¿Dónde estabas entonces cuando tanto te necesité?
Nadie es mejor que nadie, pero tú creíste vencer
Si lloré ante tu puerta, de nada sirvió
Barras de bar, vertederos de amor
Os enseñé mi trocito peor
Retales de mi vida, fotos a contraluz
Me siento hoy como un halcón
Herido por las flechas de la incertidumbre, eh-eh
¿Dónde estabas entonces cuando tanto te necesité?
Nadie es mejor que nadie, pero tú creíste vencer
Si lloré ante tu puerta, de nada sirvió
Barras de bar, vertederos de amor
Os enseñé mi trocito peor
Retales de mi vida, fotos a contraluz
Me siento hoy como un halcón
Herido por las flechas de la incertidumbre
Me corto el pelo una y otra vez
Me quiero defender
Dame mi alma y déjame en paz
Quiero intentar no volver a caer
Pequeñas tretas para continuar en la brecha
Me siento hoy como un halcón
Llamado a las filas de la insurrección
Hey, hey
Me siento hoy como un halcón
Llamado a las filas de la insurrección
Hay canciones que funcionan al modo de la magdalena que Proust hizo meter en el té en aquellos caminos de Swann y le hizo evocar el big bang y el ruido que hacía su madre cuando le estaba alumbrando.
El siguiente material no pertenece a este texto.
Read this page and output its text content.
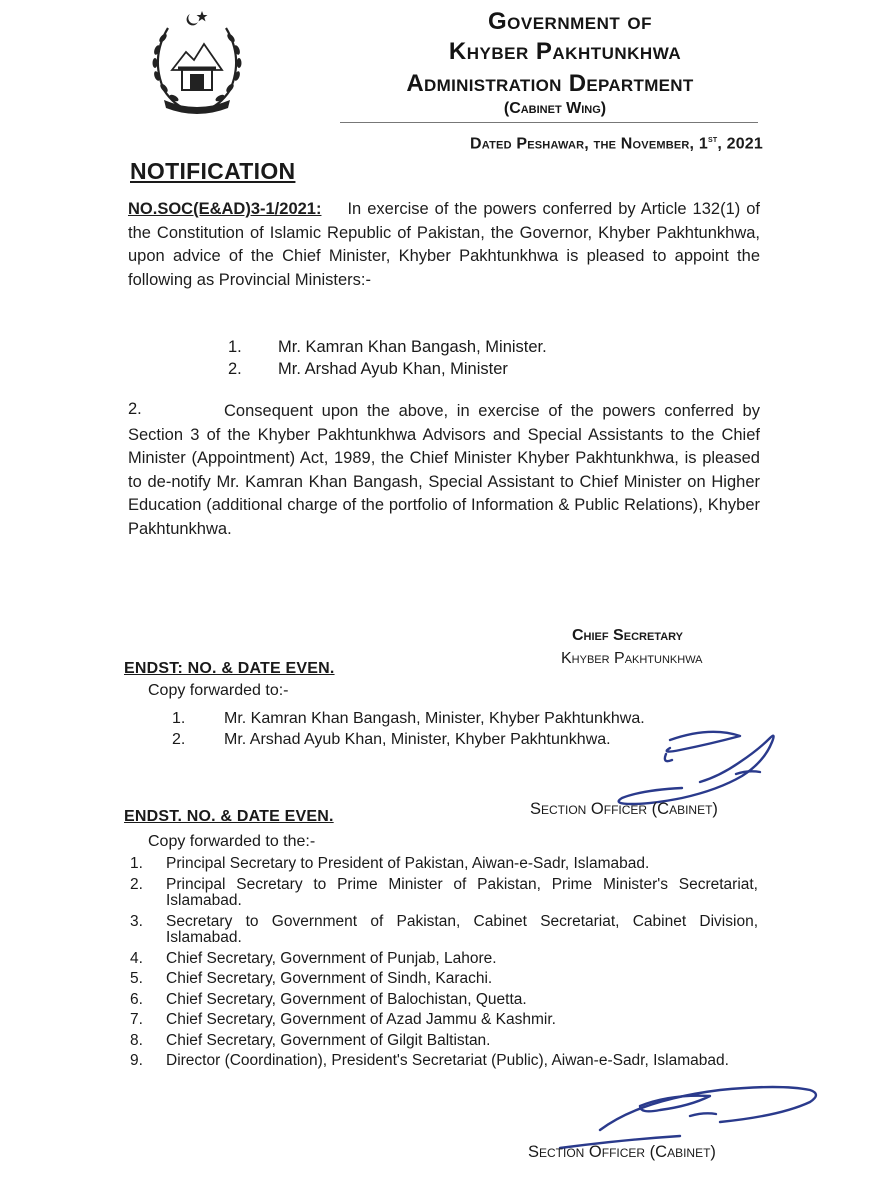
Government of
Khyber Pakhtunkhwa
Administration Department
(Cabinet Wing)
Dated Peshawar, the November, 1st, 2021
NOTIFICATION
NO.SOC(E&AD)3-1/2021: In exercise of the powers conferred by Article 132(1) of the Constitution of Islamic Republic of Pakistan, the Governor, Khyber Pakhtunkhwa, upon advice of the Chief Minister, Khyber Pakhtunkhwa is pleased to appoint the following as Provincial Ministers:-
1. Mr. Kamran Khan Bangash, Minister.
2. Mr. Arshad Ayub Khan, Minister
2.	Consequent upon the above, in exercise of the powers conferred by Section 3 of the Khyber Pakhtunkhwa Advisors and Special Assistants to the Chief Minister (Appointment) Act, 1989, the Chief Minister Khyber Pakhtunkhwa, is pleased to de-notify Mr. Kamran Khan Bangash, Special Assistant to Chief Minister on Higher Education (additional charge of the portfolio of Information & Public Relations), Khyber Pakhtunkhwa.
Chief Secretary
Khyber Pakhtunkhwa
ENDST: NO. & DATE EVEN.
Copy forwarded to:-
1. Mr. Kamran Khan Bangash, Minister, Khyber Pakhtunkhwa.
2. Mr. Arshad Ayub Khan, Minister, Khyber Pakhtunkhwa.
Section Officer (Cabinet)
ENDST. NO. & DATE EVEN.
Copy forwarded to the:-
1. Principal Secretary to President of Pakistan, Aiwan-e-Sadr, Islamabad.
2. Principal Secretary to Prime Minister of Pakistan, Prime Minister's Secretariat, Islamabad.
3. Secretary to Government of Pakistan, Cabinet Secretariat, Cabinet Division, Islamabad.
4. Chief Secretary, Government of Punjab, Lahore.
5. Chief Secretary, Government of Sindh, Karachi.
6. Chief Secretary, Government of Balochistan, Quetta.
7. Chief Secretary, Government of Azad Jammu & Kashmir.
8. Chief Secretary, Government of Gilgit Baltistan.
9. Director (Coordination), President's Secretariat (Public), Aiwan-e-Sadr, Islamabad.
Section Officer (Cabinet)
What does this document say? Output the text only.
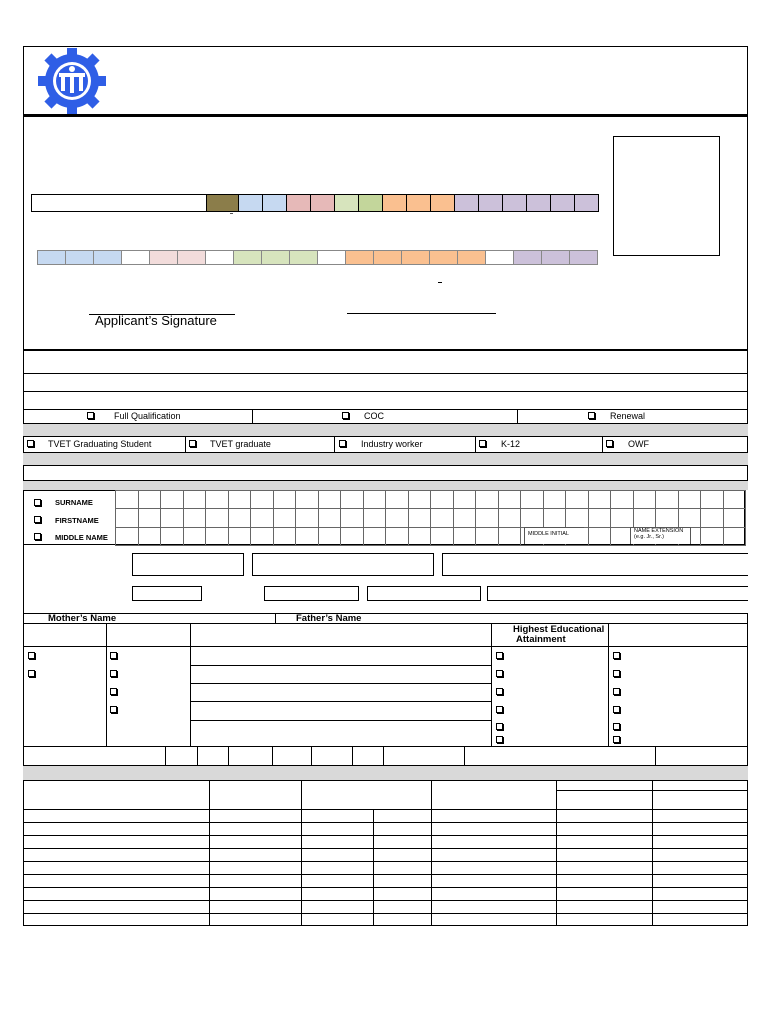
Applicant’s Signature
Full Qualification	COC	Renewal
TVET Graduating Student	TVET graduate	Industry worker	K-12	OWF
SURNAME
FIRSTNAME
MIDDLE NAME	MIDDLE INITIAL	NAME EXTENSION
(e.g. Jr., Sr.)
Mother’s Name	Father’s Name
Highest Educational
Attainment
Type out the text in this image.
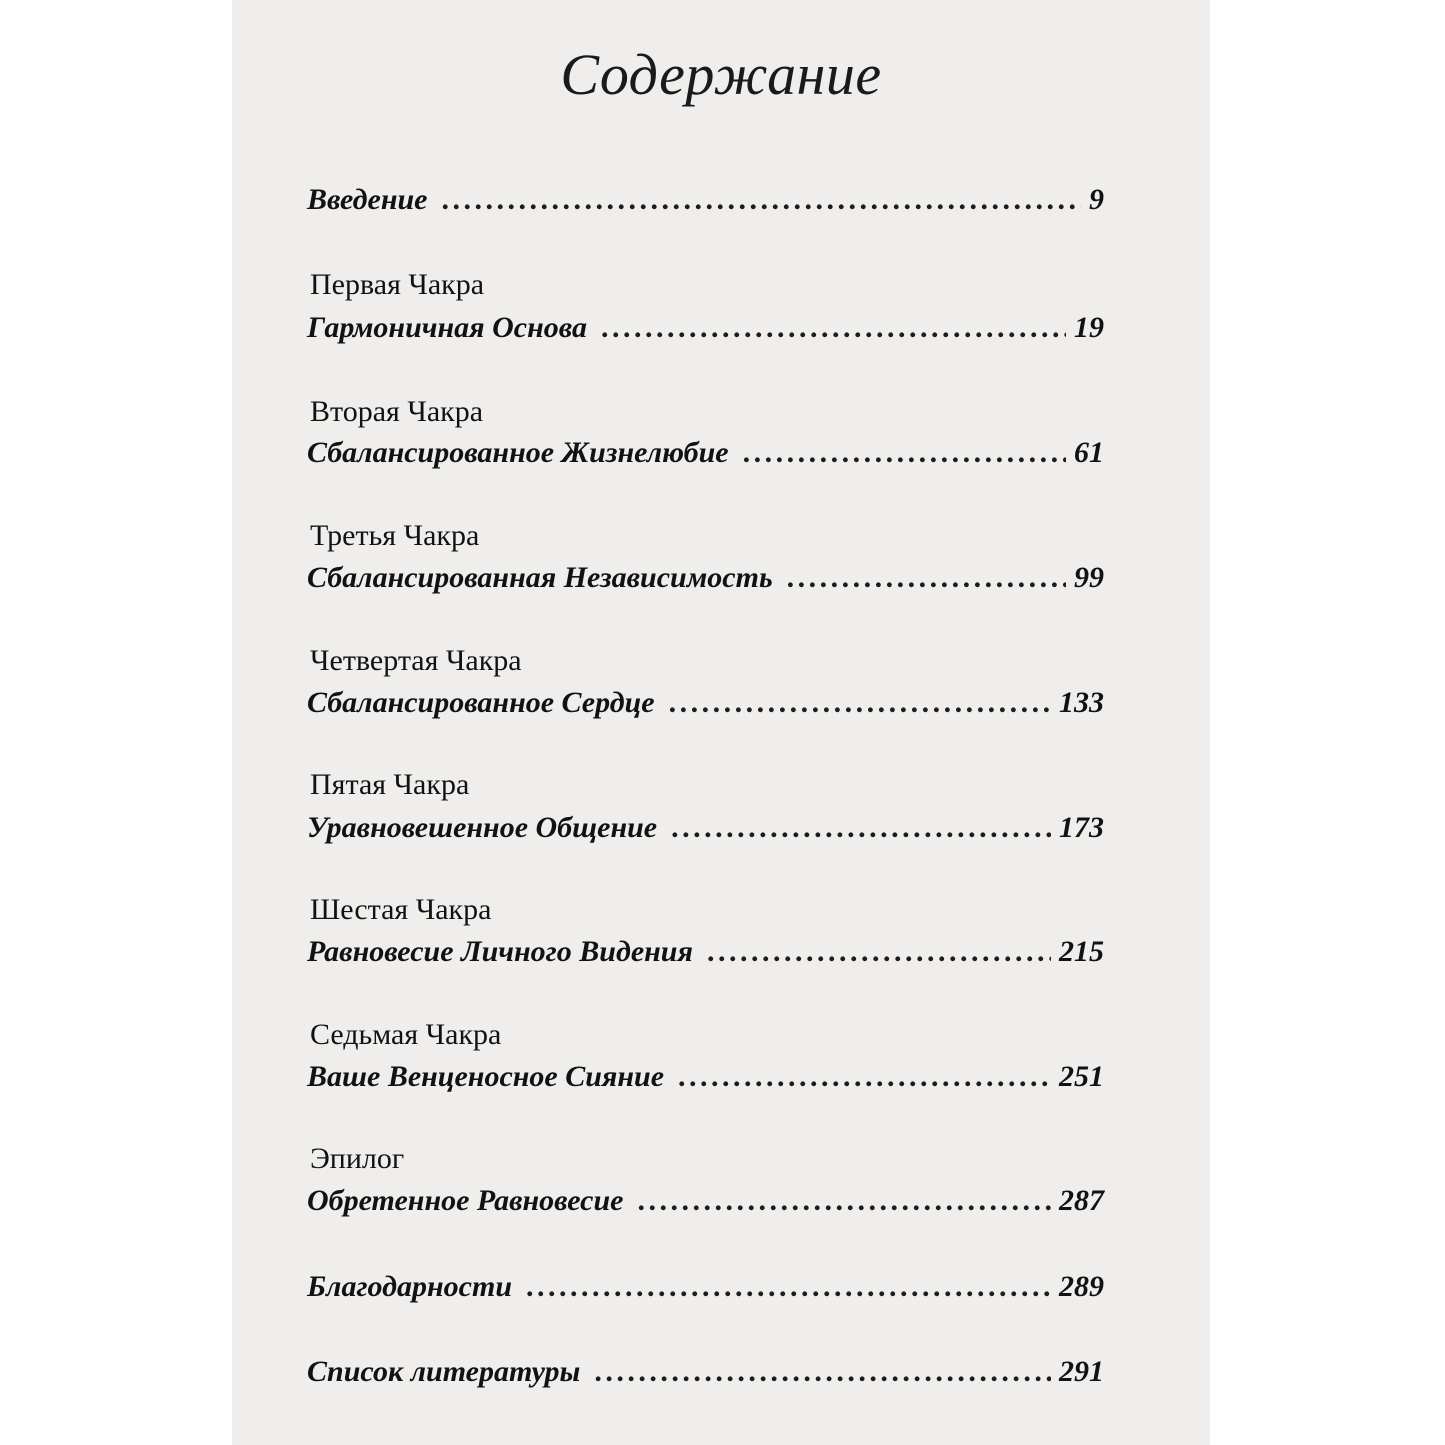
Содержание
Введение . . .	9
Первая Чакра
Гармоничная Основа . . .	19
Вторая Чакра
Сбалансированное Жизнелюбие . . .	61
Третья Чакра
Сбалансированная Независимость . . .	99
Четвертая Чакра
Сбалансированное Сердце . . .	133
Пятая Чакра
Уравновешенное Общение . . .	173
Шестая Чакра
Равновесие Личного Видения . . .	215
Седьмая Чакра
Ваше Венценосное Сияние . . .	251
Эпилог
Обретенное Равновесие . . .	287
Благодарности . . .	289
Список литературы . . .	291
Si quien narra aquel episodio epifánico, al tragar el bollo mojado en té, creyó dejar de sentirse mediocre, triste, vacío, contingente y mortal, yo al escuchar a Manolo García cantar la pieza de El último de la fila siento las mismos prodigios del ánimo y abandono la pesadumbre, sintiendo la memoria como si me perteneciera enteramente y nada que alojara quedase fuera de mi alcance. Tengo en mí su esencia preciosa, escribía Proust. Ni siquiera es una propiedad, añade: es que yo mismo soy esa esencia.
Proust tardó tres mil páginas en registrar esa riada de recuerdos. Insurrección, en tres minutos mal contados, logra lo que la magdalena, pero más jubilosamente, con enjundia menos dramática. Es escucharla y verme afectado de juventud y de parrandas en pubs que semejaban catedrales de inquebrantable fe en el amor novicio y en las amistades eternas. Quirófano. La Buhardilla. 4.40. Hacíamos la ruta sin omitir ningún templo. Éramos ungidos, era el milagro de la transustanciación: era brotar una luz el aire de continuo, era la masa madre del pan primordial de la euforia, era el cántico tribal de la tierra. Manolo García oficiaba el ingreso en la dulce tiniebla de la eucaristía. Todavía me pierdo en la prolija bendición de esa sustancia alada que nos confería la sublime épica de la verdad.